Et, yumurta, tavuk, süt gibi ürünler için ise hormonsuz, doğal yemle beslenen hayvanlardan elde edildiğini ifade eden sertifikalar mevcuttur. Organik üretim sertifikası, Tarım, Gıda ve Hayvancılık Bakanlığı tarafından yetkilendirilen ve uluslararası tarafsız inceleme kuruluşları tarafından verilmektedir.
Organik sertifikalı üretim sürecinde, antibiyotik, GDO (genetiği değiştirilmiş organizma), yapay gübre, hormon, nitrat- fosfat tuzu ve benzeri sağlığa zararlı maddeler içeren hiçbir şey kullanılmaz.

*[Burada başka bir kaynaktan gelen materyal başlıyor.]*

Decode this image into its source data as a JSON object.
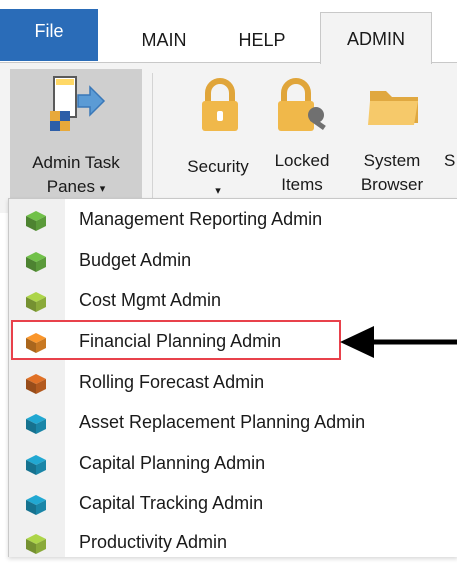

Özetle, “organik ürün terimi” ile “sağlığa zararlı maddeler kullanılmadan elde edilen ürün” kast edilmektedir. Yani diğer bir deyiş ile “Sağlıklı ürün”.

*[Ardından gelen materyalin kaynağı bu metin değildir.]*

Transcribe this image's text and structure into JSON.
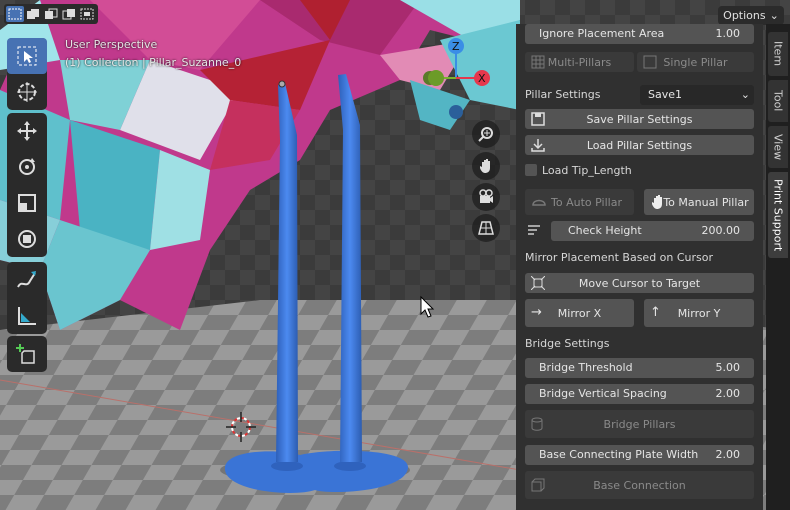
{
  "viewport": {
    "perspective_label": "User Perspective",
    "object_label": "(1) Collection | Pillar_Suzanne_0"
  },
  "header": {
    "options_label": "Options",
    "select_mode_icons": [
      "select-box-icon",
      "select-new-icon",
      "select-extend-icon",
      "select-subtract-icon",
      "select-intersect-icon"
    ]
  },
  "toolbar": {
    "tools": [
      "select-box-icon",
      "cursor-icon",
      "move-icon",
      "rotate-icon",
      "scale-icon",
      "transform-icon",
      "annotate-icon",
      "measure-icon",
      "add-cube-icon"
    ]
  },
  "gizmo": {
    "x": "X",
    "y": "Y",
    "z": "Z"
  },
  "panel": {
    "ignore_area": {
      "label": "Ignore Placement Area",
      "value": "1.00"
    },
    "multi_pillars": "Multi-Pillars",
    "single_pillar": "Single Pillar",
    "pillar_settings": {
      "label": "Pillar Settings",
      "selected": "Save1"
    },
    "save_settings": "Save Pillar Settings",
    "load_settings": "Load Pillar Settings",
    "load_tip": "Load Tip_Length",
    "to_auto": "To Auto Pillar",
    "to_manual": "To Manual Pillar",
    "check_height": {
      "label": "Check Height",
      "value": "200.00"
    },
    "mirror_header": "Mirror Placement Based on Cursor",
    "move_cursor": "Move Cursor to Target",
    "mirror_x": "Mirror X",
    "mirror_y": "Mirror Y",
    "bridge_header": "Bridge Settings",
    "bridge_threshold": {
      "label": "Bridge Threshold",
      "value": "5.00"
    },
    "bridge_spacing": {
      "label": "Bridge Vertical Spacing",
      "value": "2.00"
    },
    "bridge_pillars": "Bridge Pillars",
    "plate_width": {
      "label": "Base Connecting Plate Width",
      "value": "2.00"
    },
    "base_connection": "Base Connection"
  },
  "tabs": [
    "Item",
    "Tool",
    "View",
    "Print Support"
  ],
  "colors": {
    "accent": "#4772b3",
    "pillar": "#3d79d9"
  }
}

Bu nedenle organik kelimesinin ürününü övmek isteyen herkes tarafından kullanılması ile bir aldatmaca ve gereksiz pahalılık yani tüketiciyi istismar yolu açılmış olabiliyor.
Bir yazı ile uygulamada hiçbir şeyin değişmeyeceğinin bilincindeyim. Ancak düşüncemi paylaşmak ve konuya ilişkin farkındalık yaratmaya az da olsa katkı vermeyi amaçladım.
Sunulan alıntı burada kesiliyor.